It is an exciting time to be in business. With more different options for financing and fundraising than ever before, your opportunities can be managed in a way that fits your business; instead of finding a way to make your business fit the strategies that work with the funding. This provides a new way for companies that would find traditional business loans with fixed payments and (usually) secured assets a real challenge. Loans that are based off future sales, outstanding invoices, and other mechanisms that are less dependent on history and more dependent on the future can really help a developing business grow. One of the best ways to take advantage of this is by factoring receivables to free up your cash flow.

Factoring Benefits

Factoring is a way of gaining a cash advance on your outstanding invoices, and it is one of the lowest-risk forms of financing available to small business owners. Some factoring agreements even include explicit protection from default for the borrower, and they can do this because the borrower is not technically the one who has to repay the loan. Instead, the factor collects payment through the invoices owed to the borrower at the time the loan is made.

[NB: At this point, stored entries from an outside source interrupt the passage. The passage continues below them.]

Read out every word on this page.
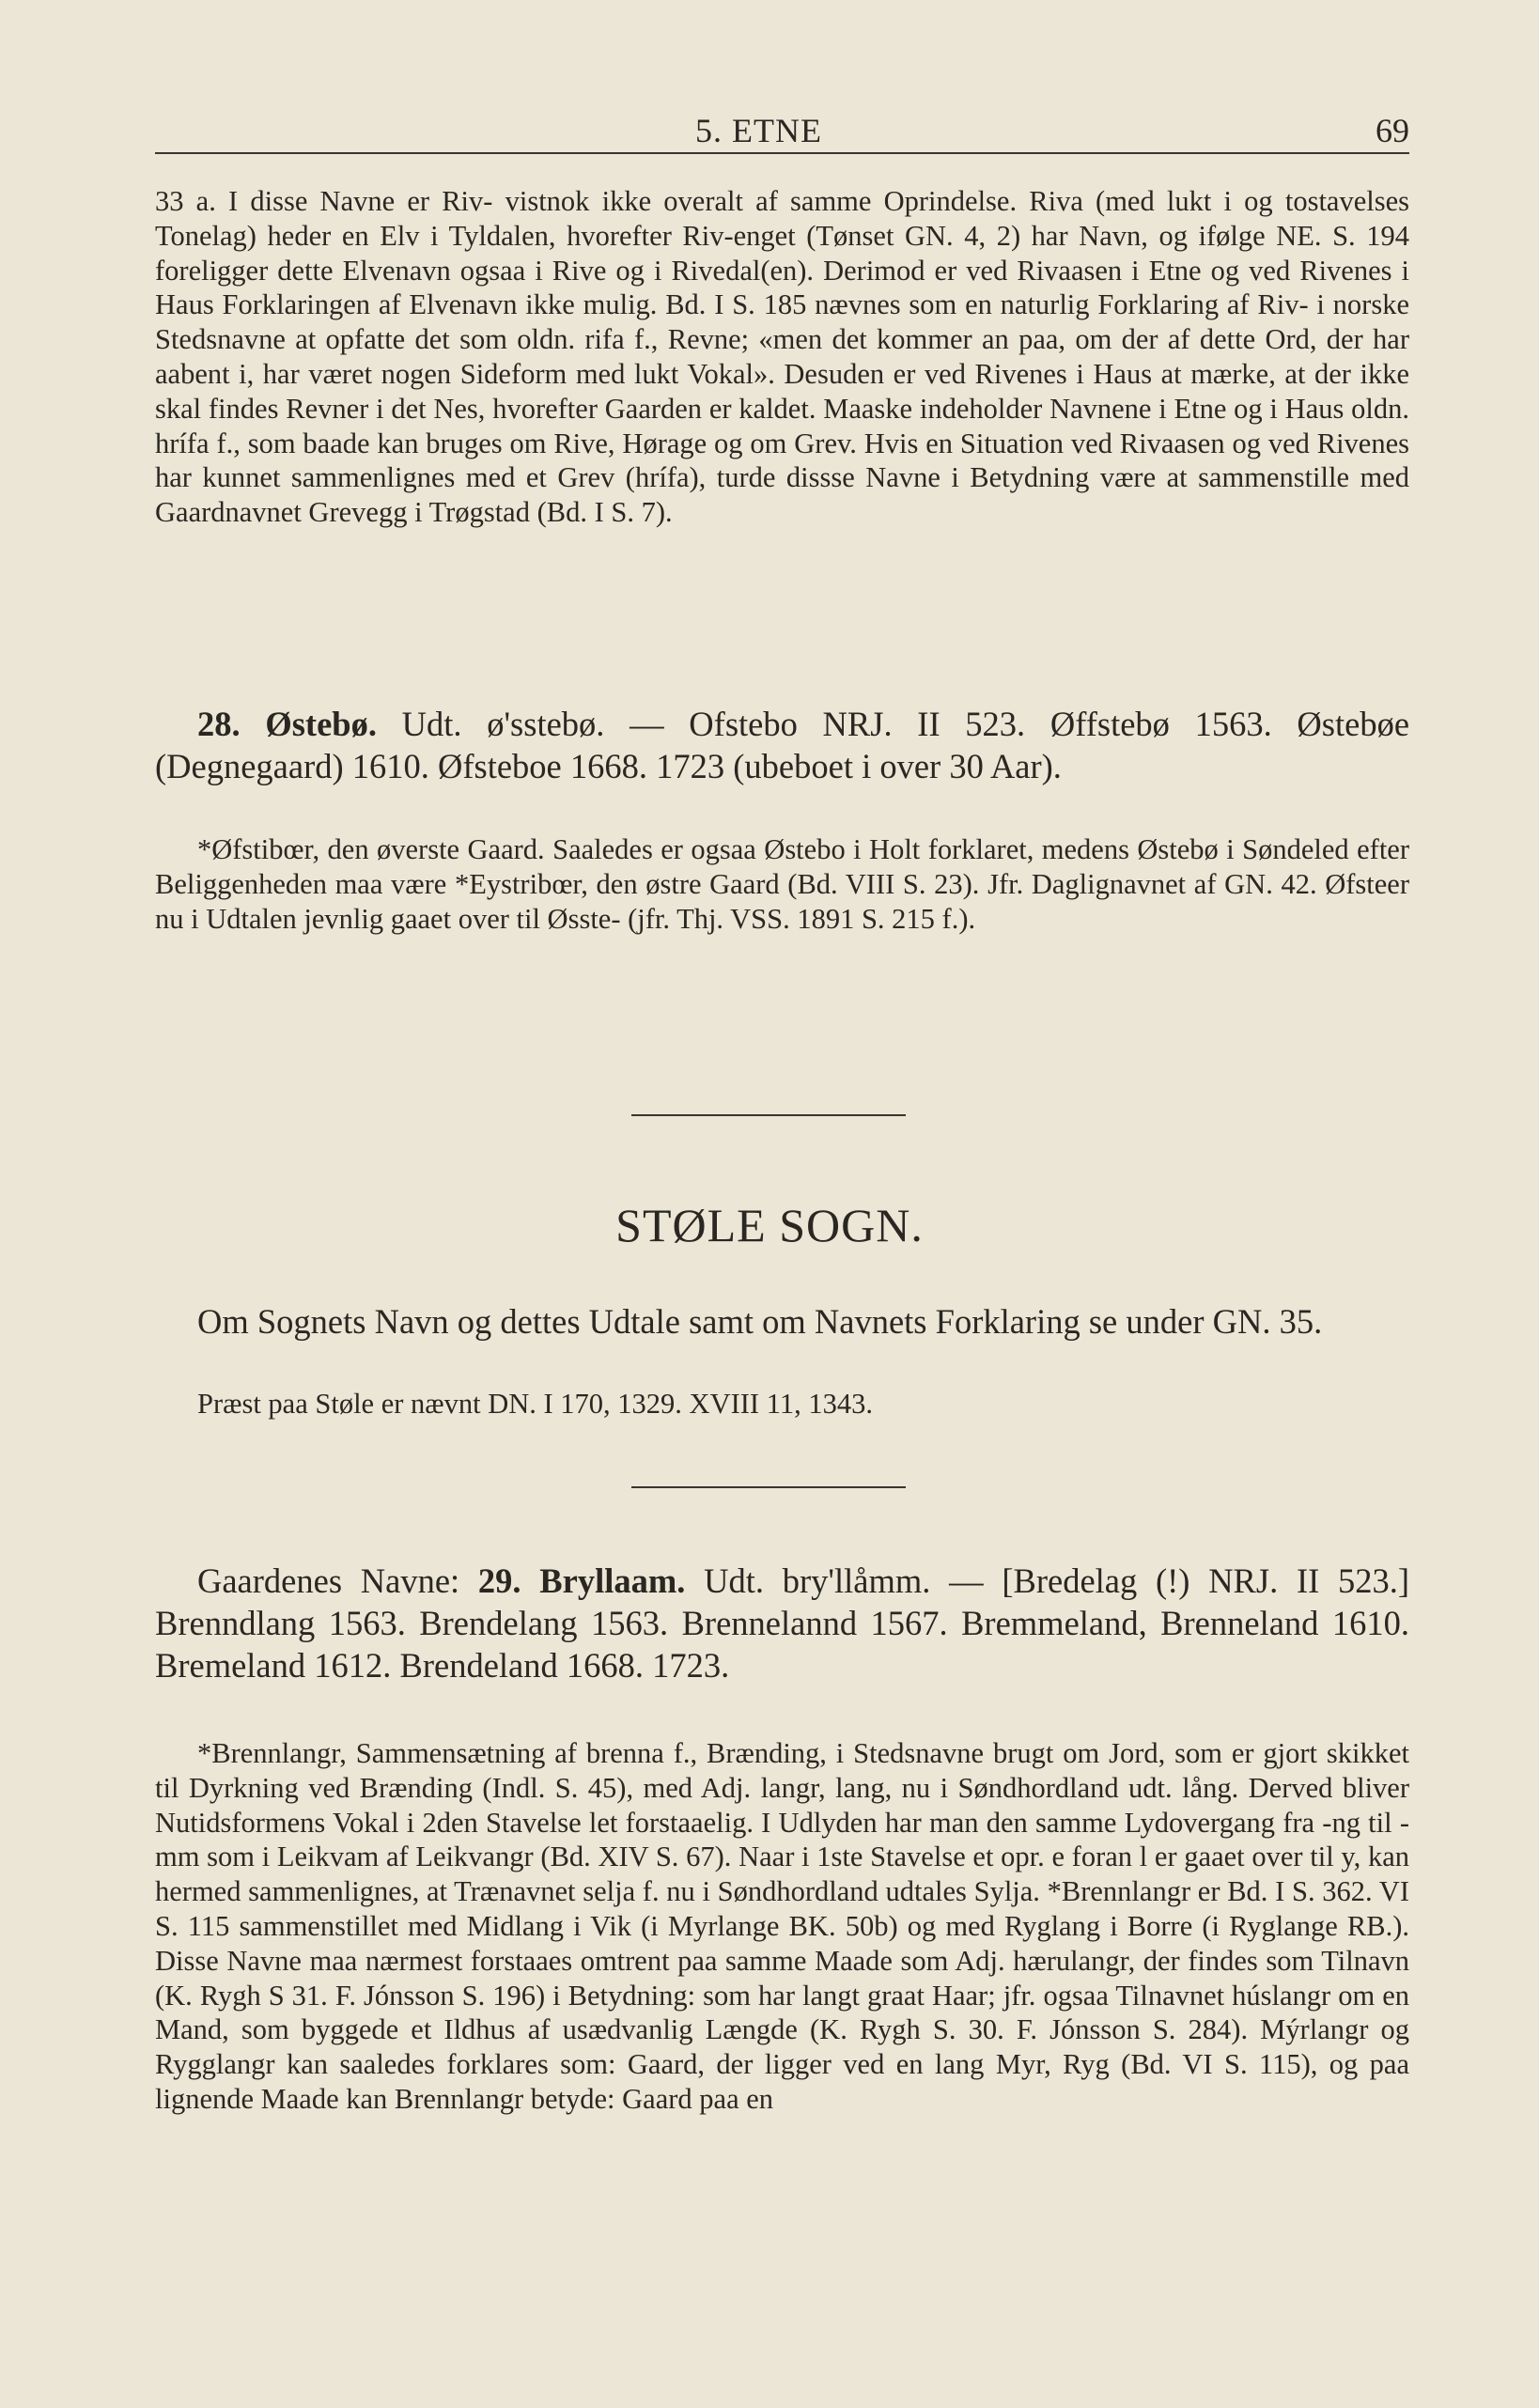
5. ETNE	69

33 a. I disse Navne er Riv- vistnok ikke overalt af samme Oprindelse. Riva (med lukt i og tostavelses Tonelag) heder en Elv i Tyldalen, hvorefter Riv-enget (Tønset GN. 4, 2) har Navn, og ifølge NE. S. 194 foreligger dette Elvenavn ogsaa i Rive og i Rivedal(en). Derimod er ved Rivaasen i Etne og ved Rivenes i Haus Forklaringen af Elvenavn ikke mulig. Bd. I S. 185 nævnes som en naturlig Forklaring af Riv- i norske Stedsnavne at opfatte det som oldn. rifa f., Revne; «men det kommer an paa, om der af dette Ord, der har aabent i, har været nogen Sideform med lukt Vokal». Desuden er ved Rivenes i Haus at mærke, at der ikke skal findes Revner i det Nes, hvorefter Gaarden er kaldet. Maaske indeholder Navnene i Etne og i Haus oldn. hrífa f., som baade kan bruges om Rive, Hørage og om Grev. Hvis en Situation ved Rivaasen og ved Rivenes har kunnet sammenlignes med et Grev (hrífa), turde dissse Navne i Betydning være at sammenstille med Gaardnavnet Grevegg i Trøgstad (Bd. I S. 7).

28. Østebø. Udt. ø'sstebø. — Ofstebo NRJ. II 523. Øffstebø 1563. Østebøe (Degnegaard) 1610. Øfsteboe 1668. 1723 (ubeboet i over 30 Aar).

*Øfstibœr, den øverste Gaard. Saaledes er ogsaa Østebo i Holt forklaret, medens Østebø i Søndeled efter Beliggenheden maa være *Eystribœr, den østre Gaard (Bd. VIII S. 23). Jfr. Daglignavnet af GN. 42. Øfsteer nu i Udtalen jevnlig gaaet over til Øsste- (jfr. Thj. VSS. 1891 S. 215 f.).

STØLE SOGN.

Om Sognets Navn og dettes Udtale samt om Navnets Forklaring se under GN. 35.

Præst paa Støle er nævnt DN. I 170, 1329. XVIII 11, 1343.

Gaardenes Navne: 29. Bryllaam. Udt. bry'llåmm. — [Bredelag (!) NRJ. II 523.] Brenndlang 1563. Brendelang 1563. Brennelannd 1567. Bremmeland, Brenneland 1610. Bremeland 1612. Brendeland 1668. 1723.

*Brennlangr, Sammensætning af brenna f., Brænding, i Stedsnavne brugt om Jord, som er gjort skikket til Dyrkning ved Brænding (Indl. S. 45), med Adj. langr, lang, nu i Søndhordland udt. lång. Derved bliver Nutidsformens Vokal i 2den Stavelse let forstaaelig. I Udlyden har man den samme Lydovergang fra -ng til -mm som i Leikvam af Leikvangr (Bd. XIV S. 67). Naar i 1ste Stavelse et opr. e foran l er gaaet over til y, kan hermed sammenlignes, at Trænavnet selja f. nu i Søndhordland udtales Sylja. *Brennlangr er Bd. I S. 362. VI S. 115 sammenstillet med Midlang i Vik (i Myrlange BK. 50b) og med Ryglang i Borre (i Ryglange RB.). Disse Navne maa nærmest forstaaes omtrent paa samme Maade som Adj. hærulangr, der findes som Tilnavn (K. Rygh S 31. F. Jónsson S. 196) i Betydning: som har langt graat Haar; jfr. ogsaa Tilnavnet húslangr om en Mand, som byggede et Ildhus af usædvanlig Længde (K. Rygh S. 30. F. Jónsson S. 284). Mýrlangr og Rygglangr kan saaledes forklares som: Gaard, der ligger ved en lang Myr, Ryg (Bd. VI S. 115), og paa lignende Maade kan Brennlangr betyde: Gaard paa en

This allows you to use factoring receivables as a way of getting your outstanding invoices now, minus a percentage and some fees, and that can allow you to put that money to work right away. As your customers pay to factor, they will deduct their fees from the payment and forward any leftover balance to you, so you still do collect a portion of the money that was not advanced, too.

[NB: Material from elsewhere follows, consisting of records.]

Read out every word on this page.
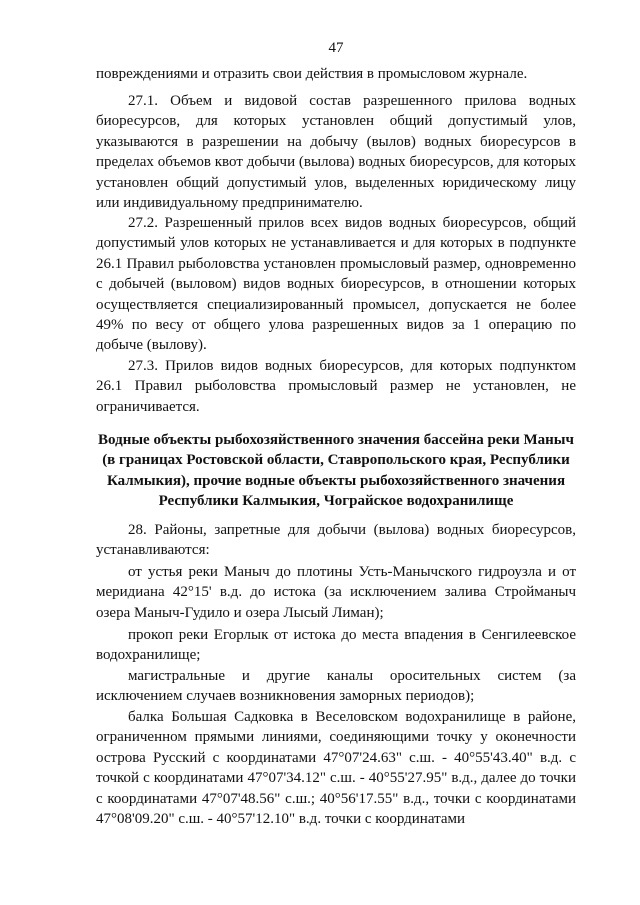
47

повреждениями и отразить свои действия в промысловом журнале.

27.1. Объем и видовой состав разрешенного прилова водных биоресурсов, для которых установлен общий допустимый улов, указываются в разрешении на добычу (вылов) водных биоресурсов в пределах объемов квот добычи (вылова) водных биоресурсов, для которых установлен общий допустимый улов, выделенных юридическому лицу или индивидуальному предпринимателю.

27.2. Разрешенный прилов всех видов водных биоресурсов, общий допустимый улов которых не устанавливается и для которых в подпункте 26.1 Правил рыболовства установлен промысловый размер, одновременно с добычей (выловом) видов водных биоресурсов, в отношении которых осуществляется специализированный промысел, допускается не более 49% по весу от общего улова разрешенных видов за 1 операцию по добыче (вылову).

27.3. Прилов видов водных биоресурсов, для которых подпунктом 26.1 Правил рыболовства промысловый размер не установлен, не ограничивается.

Водные объекты рыбохозяйственного значения бассейна реки Маныч (в границах Ростовской области, Ставропольского края, Республики Калмыкия), прочие водные объекты рыбохозяйственного значения Республики Калмыкия, Чограйское водохранилище

28. Районы, запретные для добычи (вылова) водных биоресурсов, устанавливаются:

от устья реки Маныч до плотины Усть-Манычского гидроузла и от меридиана 42°15' в.д. до истока (за исключением залива Стройманыч озера Маныч-Гудило и озера Лысый Лиман);

прокоп реки Егорлык от истока до места впадения в Сенгилеевское водохранилище;

магистральные и другие каналы оросительных систем (за исключением случаев возникновения заморных периодов);

балка Большая Садковка в Веселовском водохранилище в районе, ограниченном прямыми линиями, соединяющими точку у оконечности острова Русский с координатами 47°07'24.63" с.ш. - 40°55'43.40" в.д. с точкой с координатами 47°07'34.12" с.ш. - 40°55'27.95" в.д., далее до точки с координатами 47°07'48.56" с.ш.; 40°56'17.55" в.д., точки с координатами 47°08'09.20" с.ш. - 40°57'12.10" в.д. точки с координатами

Limitations and Considerations

As you might be able to imagine, factoring opens up a lot of other options for a small business owner. There are a few things to keep in mind when planning your best strategy for using this product to advance your business. First of all, there is the fact that you are limited to borrowing a percentage of your outstanding invoices, so your volume of business greatly affects your loan amount. The other thing to remember is that the strength of your customers’ payment histories is a large contributor to your terms. The better your customers have been about paying you, the more money your factor will be willing to advance you against their invoices.

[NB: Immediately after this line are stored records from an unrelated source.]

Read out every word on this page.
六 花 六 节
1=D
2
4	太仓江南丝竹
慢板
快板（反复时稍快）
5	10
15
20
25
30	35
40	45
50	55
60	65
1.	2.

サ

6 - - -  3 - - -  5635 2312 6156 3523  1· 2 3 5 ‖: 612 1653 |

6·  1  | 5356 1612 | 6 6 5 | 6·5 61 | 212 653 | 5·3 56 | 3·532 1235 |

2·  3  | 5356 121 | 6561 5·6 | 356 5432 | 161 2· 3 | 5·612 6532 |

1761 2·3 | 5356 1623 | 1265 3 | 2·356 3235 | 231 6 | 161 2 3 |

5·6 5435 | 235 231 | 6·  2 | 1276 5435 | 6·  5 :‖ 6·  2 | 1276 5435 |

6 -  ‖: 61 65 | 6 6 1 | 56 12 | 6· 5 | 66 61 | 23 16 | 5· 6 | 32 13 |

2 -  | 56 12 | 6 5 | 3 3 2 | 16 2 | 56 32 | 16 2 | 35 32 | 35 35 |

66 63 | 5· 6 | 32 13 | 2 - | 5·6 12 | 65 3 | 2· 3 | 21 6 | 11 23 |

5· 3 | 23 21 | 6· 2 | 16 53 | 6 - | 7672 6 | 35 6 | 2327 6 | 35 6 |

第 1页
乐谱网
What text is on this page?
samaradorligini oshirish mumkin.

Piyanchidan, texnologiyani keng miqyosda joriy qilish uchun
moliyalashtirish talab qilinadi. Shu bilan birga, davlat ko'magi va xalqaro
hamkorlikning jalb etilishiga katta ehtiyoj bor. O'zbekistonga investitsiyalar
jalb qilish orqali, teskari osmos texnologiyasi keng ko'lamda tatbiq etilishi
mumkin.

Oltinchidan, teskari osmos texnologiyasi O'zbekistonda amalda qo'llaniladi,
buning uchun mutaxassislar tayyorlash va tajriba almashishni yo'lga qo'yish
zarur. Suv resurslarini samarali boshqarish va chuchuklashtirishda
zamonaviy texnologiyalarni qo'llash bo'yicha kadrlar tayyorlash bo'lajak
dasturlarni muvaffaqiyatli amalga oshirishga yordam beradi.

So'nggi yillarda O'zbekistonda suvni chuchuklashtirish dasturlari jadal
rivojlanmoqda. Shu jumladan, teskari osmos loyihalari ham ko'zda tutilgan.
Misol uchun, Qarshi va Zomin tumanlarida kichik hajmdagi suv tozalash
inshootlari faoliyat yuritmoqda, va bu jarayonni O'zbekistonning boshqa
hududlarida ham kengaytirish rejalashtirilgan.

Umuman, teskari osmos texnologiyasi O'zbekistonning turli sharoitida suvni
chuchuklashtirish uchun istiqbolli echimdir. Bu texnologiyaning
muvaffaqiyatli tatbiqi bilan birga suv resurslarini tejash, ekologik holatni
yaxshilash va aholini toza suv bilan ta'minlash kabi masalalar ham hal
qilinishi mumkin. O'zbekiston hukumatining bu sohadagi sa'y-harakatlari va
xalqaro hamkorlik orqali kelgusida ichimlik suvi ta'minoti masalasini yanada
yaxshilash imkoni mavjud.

Even with the few limiting considerations that can affect a factoring receivables deal, this option remains as one of the most accessible and affordable ways to get cash for your business without worrying about loan repayment or adding too much direct overhead. It can help with inventory management for any business that collects on their services after they are rendered, and working with the same factor regularly can bring other benefits. Find someone you trust, and take your business to the next level.